Nevertheless, a Philadelphia Democratic official signaled this week that the institution is alive and well.
"We still have the street money, and we're very knowledgeable," Rep. Robert Brady said in an interview Monday when asked what the party machine strategy would be and whether it would entail "walking around money" to get people to vote. "We pay attention."
Brady, chairman of the Philadelphia Democratic Party, later clarified that he was not talking about buying votes. "What the street money does is give our committee people, it gives them resources to put people to work on the polls," he said on MSNBC. "It's extremely effective."
Street money, while distasteful in some areas, has a history in Philadelphia. So rooted is the practice that local ward leaders were befuddled when Obama's presidential campaign in 2008 refused to pay it during the Democratic primary against Hillary Clinton. Obama's campaign argued that their operation was volunteer-only, but one local organizer warned in a newspaper interview at the time that Philadelphia is a "machine city" -- and that workers would take money from Clinton if Obama wouldn't cough it up.
Though Obama carried Philadelphia anyway, he lost the state.
This year, Senate Democratic nominee Joe Sestak reportedly plans to follow in Obama's footsteps in his race against Republican Pat Toomey, but Brady made clear that the party apparatus will not.
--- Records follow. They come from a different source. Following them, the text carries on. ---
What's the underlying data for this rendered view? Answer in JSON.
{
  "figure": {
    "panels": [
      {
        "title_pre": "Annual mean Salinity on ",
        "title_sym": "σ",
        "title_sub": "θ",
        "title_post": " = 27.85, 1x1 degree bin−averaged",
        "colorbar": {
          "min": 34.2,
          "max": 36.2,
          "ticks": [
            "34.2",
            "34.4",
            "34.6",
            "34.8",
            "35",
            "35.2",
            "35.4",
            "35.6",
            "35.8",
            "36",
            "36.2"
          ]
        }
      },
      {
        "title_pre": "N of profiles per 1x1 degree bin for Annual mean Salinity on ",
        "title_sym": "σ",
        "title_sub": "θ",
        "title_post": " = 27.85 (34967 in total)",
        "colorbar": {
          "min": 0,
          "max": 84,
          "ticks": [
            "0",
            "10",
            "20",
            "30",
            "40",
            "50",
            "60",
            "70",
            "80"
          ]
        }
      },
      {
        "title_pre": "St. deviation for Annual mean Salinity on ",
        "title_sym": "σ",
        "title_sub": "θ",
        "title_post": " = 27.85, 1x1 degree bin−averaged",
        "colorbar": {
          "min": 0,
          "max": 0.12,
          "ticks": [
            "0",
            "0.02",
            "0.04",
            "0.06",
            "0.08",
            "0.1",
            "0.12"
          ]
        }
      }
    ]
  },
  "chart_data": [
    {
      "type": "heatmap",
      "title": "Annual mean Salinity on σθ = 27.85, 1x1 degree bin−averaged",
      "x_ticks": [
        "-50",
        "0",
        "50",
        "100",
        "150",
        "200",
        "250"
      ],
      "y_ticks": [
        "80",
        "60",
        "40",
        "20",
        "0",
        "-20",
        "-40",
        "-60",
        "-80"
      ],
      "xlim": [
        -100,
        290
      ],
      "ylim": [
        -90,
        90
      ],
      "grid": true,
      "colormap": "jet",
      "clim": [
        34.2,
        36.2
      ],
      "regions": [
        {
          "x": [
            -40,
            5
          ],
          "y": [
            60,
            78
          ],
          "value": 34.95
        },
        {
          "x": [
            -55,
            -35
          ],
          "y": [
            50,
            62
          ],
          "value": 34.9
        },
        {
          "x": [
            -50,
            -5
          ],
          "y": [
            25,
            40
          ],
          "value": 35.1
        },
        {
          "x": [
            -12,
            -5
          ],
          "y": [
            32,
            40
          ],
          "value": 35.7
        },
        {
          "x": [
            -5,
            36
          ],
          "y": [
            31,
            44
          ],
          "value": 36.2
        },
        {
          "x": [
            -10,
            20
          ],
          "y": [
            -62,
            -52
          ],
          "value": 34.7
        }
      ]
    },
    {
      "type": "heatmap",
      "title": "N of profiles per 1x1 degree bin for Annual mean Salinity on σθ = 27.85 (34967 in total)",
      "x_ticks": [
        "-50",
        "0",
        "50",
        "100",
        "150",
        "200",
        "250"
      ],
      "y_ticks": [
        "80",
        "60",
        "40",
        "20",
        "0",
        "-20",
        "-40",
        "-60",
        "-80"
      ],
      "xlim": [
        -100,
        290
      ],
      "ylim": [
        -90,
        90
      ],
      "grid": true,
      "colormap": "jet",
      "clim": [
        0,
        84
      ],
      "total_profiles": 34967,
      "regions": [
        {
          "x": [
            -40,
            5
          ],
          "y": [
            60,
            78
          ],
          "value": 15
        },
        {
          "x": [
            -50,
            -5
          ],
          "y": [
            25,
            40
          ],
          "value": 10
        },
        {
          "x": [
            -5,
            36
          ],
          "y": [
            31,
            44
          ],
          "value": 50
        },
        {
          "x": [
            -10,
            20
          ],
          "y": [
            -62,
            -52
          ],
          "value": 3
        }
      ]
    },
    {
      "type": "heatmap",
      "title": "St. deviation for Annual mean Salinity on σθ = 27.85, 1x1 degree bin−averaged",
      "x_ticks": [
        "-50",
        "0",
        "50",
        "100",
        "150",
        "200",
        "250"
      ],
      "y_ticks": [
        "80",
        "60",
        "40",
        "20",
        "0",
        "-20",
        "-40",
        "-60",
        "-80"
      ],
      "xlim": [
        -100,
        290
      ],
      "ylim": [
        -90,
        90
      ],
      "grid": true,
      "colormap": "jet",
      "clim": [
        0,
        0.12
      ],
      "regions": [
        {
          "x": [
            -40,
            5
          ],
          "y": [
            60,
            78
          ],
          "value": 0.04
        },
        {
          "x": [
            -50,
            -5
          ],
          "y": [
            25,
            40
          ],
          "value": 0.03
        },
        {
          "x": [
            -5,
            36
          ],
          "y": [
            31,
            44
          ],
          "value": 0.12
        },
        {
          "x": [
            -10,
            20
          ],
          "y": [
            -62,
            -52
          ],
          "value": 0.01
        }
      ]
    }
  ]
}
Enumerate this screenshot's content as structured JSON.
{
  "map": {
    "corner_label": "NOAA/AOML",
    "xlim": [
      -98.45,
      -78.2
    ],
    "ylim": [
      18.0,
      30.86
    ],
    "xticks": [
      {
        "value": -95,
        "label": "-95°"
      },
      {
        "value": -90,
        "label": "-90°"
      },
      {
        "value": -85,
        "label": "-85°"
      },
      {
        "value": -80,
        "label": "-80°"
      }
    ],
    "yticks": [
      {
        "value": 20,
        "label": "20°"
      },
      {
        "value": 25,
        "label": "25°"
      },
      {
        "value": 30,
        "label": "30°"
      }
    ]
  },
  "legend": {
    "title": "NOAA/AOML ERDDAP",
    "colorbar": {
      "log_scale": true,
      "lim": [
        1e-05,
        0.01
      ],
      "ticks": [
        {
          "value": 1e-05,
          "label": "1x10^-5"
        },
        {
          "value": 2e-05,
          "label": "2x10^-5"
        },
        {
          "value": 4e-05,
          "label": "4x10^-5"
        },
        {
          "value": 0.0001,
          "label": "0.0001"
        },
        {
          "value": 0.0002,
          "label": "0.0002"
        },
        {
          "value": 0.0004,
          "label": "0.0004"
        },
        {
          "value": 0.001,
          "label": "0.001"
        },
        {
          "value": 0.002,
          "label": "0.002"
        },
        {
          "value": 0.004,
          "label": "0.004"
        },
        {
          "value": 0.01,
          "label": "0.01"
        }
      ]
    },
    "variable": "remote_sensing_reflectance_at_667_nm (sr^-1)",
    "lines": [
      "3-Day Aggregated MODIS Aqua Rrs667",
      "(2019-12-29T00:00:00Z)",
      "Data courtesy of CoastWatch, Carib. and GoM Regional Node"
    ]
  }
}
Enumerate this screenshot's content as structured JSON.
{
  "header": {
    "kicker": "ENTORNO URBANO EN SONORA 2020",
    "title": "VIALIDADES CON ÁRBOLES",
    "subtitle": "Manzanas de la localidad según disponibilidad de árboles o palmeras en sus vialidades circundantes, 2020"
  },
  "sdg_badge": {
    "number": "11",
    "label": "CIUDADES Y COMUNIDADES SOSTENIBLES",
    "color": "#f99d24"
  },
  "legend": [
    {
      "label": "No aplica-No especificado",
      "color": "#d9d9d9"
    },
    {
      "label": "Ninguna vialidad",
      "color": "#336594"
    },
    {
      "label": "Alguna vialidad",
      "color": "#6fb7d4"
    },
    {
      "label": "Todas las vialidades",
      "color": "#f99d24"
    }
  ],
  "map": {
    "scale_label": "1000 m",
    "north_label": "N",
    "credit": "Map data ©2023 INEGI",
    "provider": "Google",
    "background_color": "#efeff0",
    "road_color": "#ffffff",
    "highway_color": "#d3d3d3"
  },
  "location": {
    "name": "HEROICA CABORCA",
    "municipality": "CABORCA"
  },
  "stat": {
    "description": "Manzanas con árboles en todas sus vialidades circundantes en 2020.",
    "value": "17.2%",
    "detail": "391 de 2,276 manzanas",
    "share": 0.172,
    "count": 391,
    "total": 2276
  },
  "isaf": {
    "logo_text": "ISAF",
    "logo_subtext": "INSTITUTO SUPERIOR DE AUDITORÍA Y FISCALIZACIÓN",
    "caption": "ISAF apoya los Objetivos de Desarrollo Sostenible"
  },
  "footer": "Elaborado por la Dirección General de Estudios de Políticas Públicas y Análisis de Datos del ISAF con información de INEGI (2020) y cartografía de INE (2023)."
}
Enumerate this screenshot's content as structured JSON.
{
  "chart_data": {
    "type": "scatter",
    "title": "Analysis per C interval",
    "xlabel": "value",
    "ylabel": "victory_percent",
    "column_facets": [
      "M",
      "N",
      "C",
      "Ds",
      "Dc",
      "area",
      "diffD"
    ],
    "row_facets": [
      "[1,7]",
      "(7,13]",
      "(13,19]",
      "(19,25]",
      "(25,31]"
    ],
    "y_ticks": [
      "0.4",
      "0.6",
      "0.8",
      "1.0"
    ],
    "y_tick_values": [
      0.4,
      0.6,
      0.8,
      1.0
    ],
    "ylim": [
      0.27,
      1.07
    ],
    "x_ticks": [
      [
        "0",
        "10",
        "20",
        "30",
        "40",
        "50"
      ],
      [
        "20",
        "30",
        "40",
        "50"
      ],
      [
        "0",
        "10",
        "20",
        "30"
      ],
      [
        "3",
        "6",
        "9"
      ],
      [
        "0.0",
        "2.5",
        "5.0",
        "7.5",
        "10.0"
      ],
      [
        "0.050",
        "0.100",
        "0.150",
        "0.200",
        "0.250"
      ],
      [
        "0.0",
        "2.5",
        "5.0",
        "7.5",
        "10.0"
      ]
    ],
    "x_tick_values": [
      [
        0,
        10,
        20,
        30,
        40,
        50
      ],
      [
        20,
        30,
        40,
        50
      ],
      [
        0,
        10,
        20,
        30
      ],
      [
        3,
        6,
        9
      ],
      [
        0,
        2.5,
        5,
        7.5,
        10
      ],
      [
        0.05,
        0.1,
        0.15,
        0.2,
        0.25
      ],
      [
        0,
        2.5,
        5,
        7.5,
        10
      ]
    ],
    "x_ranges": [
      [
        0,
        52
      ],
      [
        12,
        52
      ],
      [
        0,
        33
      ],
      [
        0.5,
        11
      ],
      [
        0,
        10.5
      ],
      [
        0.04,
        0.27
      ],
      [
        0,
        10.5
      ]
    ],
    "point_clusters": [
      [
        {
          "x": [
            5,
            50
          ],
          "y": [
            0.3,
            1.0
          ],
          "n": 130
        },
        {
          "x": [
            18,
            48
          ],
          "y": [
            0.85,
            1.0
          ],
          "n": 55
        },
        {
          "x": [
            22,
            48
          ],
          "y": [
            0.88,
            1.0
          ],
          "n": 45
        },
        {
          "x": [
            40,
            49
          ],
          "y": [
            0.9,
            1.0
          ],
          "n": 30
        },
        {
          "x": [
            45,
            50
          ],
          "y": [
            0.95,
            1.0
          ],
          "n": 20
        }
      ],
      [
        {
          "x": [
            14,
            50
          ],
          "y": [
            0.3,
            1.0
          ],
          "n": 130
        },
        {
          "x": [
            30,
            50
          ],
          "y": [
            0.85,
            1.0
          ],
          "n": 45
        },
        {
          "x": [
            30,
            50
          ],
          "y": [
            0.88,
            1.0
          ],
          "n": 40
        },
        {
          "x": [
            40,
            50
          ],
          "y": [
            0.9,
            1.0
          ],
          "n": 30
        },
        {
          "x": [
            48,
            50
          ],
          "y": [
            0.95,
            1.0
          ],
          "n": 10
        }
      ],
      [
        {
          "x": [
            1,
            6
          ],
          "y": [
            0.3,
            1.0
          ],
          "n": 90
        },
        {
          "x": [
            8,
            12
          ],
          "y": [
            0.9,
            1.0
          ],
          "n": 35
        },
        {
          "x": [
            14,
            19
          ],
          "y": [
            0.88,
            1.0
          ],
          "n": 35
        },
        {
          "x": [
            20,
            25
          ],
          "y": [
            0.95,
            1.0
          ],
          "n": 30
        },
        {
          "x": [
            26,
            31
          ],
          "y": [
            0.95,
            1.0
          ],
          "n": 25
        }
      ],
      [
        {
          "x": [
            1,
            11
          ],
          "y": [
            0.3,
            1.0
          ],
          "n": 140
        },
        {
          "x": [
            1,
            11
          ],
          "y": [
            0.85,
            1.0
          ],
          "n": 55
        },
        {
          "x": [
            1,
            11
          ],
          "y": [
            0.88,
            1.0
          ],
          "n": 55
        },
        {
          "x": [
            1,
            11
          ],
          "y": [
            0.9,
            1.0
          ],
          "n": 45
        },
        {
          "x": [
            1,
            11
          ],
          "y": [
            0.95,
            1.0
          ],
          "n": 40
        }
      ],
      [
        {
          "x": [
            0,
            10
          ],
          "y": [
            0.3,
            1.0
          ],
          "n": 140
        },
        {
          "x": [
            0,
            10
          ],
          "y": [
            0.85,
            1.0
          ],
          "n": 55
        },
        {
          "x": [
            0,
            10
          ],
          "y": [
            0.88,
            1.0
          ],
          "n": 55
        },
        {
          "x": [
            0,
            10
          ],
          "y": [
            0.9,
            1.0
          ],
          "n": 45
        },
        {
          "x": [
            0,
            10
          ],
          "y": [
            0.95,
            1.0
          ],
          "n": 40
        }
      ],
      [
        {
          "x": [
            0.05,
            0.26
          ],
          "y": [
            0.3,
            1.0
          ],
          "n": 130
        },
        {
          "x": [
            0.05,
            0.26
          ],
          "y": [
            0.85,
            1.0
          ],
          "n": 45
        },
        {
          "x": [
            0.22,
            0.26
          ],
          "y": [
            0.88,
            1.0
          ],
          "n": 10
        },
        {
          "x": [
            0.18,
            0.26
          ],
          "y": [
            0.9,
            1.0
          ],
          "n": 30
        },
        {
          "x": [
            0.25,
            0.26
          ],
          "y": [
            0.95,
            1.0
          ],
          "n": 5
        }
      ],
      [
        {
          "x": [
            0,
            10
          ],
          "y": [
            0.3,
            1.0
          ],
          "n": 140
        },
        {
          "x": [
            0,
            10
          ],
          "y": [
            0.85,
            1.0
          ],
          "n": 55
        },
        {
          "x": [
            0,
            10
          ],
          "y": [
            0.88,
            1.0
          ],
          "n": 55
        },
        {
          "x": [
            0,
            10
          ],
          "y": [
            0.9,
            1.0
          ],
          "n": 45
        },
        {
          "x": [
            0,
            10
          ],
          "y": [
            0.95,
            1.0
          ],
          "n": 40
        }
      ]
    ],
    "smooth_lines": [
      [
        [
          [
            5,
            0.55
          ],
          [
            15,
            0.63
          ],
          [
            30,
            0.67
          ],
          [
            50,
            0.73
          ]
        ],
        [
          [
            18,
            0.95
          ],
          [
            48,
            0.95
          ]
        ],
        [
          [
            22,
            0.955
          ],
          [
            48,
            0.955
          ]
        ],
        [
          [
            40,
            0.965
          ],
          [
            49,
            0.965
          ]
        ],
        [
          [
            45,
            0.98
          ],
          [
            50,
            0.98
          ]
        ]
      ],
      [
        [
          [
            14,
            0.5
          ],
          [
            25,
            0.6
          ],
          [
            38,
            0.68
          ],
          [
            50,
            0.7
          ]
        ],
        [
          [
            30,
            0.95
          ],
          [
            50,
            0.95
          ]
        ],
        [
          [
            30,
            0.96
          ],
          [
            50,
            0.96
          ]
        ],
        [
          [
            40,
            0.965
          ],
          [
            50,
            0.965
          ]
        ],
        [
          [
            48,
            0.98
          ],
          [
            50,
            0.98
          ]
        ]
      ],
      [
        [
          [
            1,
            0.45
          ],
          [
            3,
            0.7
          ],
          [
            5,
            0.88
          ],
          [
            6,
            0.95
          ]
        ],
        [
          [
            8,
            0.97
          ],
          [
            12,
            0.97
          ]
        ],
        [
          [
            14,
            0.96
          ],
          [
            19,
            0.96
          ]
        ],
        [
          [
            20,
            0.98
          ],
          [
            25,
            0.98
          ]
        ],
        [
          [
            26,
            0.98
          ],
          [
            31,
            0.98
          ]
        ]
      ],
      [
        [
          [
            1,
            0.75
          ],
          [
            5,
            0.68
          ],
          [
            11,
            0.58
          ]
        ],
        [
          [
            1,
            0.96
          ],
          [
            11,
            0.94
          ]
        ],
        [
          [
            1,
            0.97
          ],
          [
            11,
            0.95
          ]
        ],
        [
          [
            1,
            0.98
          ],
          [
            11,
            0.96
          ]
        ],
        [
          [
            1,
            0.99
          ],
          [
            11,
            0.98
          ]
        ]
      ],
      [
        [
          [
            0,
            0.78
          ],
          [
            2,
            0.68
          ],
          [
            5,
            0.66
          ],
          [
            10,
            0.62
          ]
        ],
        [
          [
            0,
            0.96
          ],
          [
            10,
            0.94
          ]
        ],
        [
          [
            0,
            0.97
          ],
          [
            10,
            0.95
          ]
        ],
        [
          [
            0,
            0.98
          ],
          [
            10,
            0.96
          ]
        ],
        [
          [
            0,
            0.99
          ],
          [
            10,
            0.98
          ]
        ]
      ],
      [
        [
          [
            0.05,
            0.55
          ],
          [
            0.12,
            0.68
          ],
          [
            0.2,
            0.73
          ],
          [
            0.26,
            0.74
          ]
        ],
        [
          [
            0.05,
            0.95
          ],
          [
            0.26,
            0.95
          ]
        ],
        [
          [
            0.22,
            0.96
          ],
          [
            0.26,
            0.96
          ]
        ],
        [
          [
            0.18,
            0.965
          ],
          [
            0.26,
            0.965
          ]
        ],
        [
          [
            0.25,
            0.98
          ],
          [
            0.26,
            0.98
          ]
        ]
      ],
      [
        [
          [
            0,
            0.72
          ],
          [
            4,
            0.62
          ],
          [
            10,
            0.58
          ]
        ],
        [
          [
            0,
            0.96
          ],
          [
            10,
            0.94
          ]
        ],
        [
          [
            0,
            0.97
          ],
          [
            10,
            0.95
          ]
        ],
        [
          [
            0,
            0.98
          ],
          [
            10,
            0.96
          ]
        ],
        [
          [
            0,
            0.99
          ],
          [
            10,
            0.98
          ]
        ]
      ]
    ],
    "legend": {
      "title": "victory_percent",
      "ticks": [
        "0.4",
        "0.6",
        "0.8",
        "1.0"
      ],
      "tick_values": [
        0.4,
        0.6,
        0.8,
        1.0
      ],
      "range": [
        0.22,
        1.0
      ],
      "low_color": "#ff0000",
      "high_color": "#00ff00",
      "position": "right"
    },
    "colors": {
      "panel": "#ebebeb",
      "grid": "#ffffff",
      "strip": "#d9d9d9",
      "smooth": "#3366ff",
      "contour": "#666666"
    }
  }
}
The practice of walking around money, though, can walk a fine line. In Nevada, Senate Republican nominee Sharron Angle's campaign has accused Senate Majority Leader Harry Reid of trying to "steal" the election, claiming that the Democrat's campaign is offering voters food and that his allies could even be offering voters gift cards.
"It's been going on for a week and a half now," Cleta Mitchell, a Republican attorney working for Angle, told Fox News. "The Democrats were holding rallies -- to get people to come to the rallies, handing out free food, free pizza."
She said the law prohibits campaigns from giving anything of value to induce voters to support a campaign.
But in Nevada, where accusations of foul play have escalated, the secretary of state said this week that no formal complaints have been lodged. Secretary of State Ross Miller's office issued a statement saying Mitchell's claims lacked "evidence" and that "to date, no such complaint has been submitted to this office."
Miller released another statement Wednesday outlining the dos and don'ts of luring voters to the polls.
Bribes and attempts to stop people from voting are illegal, he said. But offering free rides to the polls and hosting post-election parties that include free food are not.
Mitchell said the state was trying to "blur the lines" to make it difficult to investigate these incidents.
While Nevada is not exactly a "walking around money" hotbed, places like Baltimore and Chicago are. The issue showed up earlier in the season in the Windy City, where Cook County Board President Todd Stroger reportedly tapped $43,000 in such funds. MyFoxChicago.com reported in August that his campaign claimed the money was given to workers for basic expenses, though questions were raised about whether he properly documented how the money was used.